Zoolander (dir. Ben Stiller)
Released: September 28
Zoolander is the only film on this list that can be deemed a mainstream success of sorts, but that doesn’t make Stiller’s “satire” of the modeling industry and third outing as director any less bizarre. If anything, it’s the mainstream coda for the strange, subversive, marginalized comedy of 2001 that came before. Like Pootie Tang, Zoolander is a character based on a comedian’s TV show that nobody was asking for a feature film adaptation of, but unlike Pootie Tang, Zoolander attempts to connect its silly vignettes with a thin-yet-present semblance of a plot, in this case the attempted assassination of the Prime Minister of Malaysia that Zoolander must attempt to thwart.

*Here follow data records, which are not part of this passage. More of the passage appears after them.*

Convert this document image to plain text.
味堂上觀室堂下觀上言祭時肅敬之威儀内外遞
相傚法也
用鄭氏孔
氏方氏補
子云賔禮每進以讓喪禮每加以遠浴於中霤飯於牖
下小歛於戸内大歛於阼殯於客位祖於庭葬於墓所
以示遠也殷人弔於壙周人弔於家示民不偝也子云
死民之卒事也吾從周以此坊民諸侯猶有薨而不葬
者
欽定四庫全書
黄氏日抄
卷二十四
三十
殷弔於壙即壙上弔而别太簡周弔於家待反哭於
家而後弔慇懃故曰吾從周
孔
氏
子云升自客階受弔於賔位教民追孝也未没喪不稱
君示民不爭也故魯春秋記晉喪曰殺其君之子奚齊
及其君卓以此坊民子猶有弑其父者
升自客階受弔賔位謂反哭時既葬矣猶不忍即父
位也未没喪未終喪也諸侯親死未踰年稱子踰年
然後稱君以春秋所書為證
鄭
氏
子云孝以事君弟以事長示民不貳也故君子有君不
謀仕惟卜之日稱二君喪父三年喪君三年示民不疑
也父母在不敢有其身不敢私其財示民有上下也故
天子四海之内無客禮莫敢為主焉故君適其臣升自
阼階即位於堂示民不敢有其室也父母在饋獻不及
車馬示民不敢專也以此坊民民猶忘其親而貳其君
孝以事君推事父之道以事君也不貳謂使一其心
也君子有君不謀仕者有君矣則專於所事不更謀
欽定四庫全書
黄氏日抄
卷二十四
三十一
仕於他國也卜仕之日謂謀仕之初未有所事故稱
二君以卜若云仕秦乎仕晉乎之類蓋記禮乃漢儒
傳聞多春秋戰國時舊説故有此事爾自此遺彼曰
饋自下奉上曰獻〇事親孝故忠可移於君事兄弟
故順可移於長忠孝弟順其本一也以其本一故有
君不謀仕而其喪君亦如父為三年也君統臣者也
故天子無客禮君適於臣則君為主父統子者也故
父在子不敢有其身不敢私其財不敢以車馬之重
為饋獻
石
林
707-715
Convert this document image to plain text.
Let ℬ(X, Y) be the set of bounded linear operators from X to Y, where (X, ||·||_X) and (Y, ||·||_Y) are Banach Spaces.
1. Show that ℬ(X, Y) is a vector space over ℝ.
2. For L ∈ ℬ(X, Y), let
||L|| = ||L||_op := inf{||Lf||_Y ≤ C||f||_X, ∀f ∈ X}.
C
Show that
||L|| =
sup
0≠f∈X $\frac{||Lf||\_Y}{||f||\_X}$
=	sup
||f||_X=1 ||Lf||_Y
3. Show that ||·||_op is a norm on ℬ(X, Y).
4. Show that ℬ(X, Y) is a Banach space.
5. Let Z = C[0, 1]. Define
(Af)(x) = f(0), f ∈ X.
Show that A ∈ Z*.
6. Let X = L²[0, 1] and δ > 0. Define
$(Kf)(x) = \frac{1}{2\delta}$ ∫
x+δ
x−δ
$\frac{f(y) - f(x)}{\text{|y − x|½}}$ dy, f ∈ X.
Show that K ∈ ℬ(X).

Zoolander is excessive, finding its laughs through giant sets, elaborate costumes, celebrity cameos, and a David Fincher-like approach to sleek visuals. Strangely enough, it works. As a satire it hardly runs deep, but as a farce heavily invested in its own self-aware stupidity, moments of Zoolander represent the best dumb comedy mainstream cinema can come by. Zoolander casts a who’s who of early-oos comedians, and lets them take their performances to 11. While the charms of Stiller’s Zoolander stall before the film’s end, a pre-superstardom Will Ferrell’s sexually repressed, corset-wearing, snow-haired Mugatu finds him at the height of his comic inventiveness. And the baton of idiosyncratic humor was passed.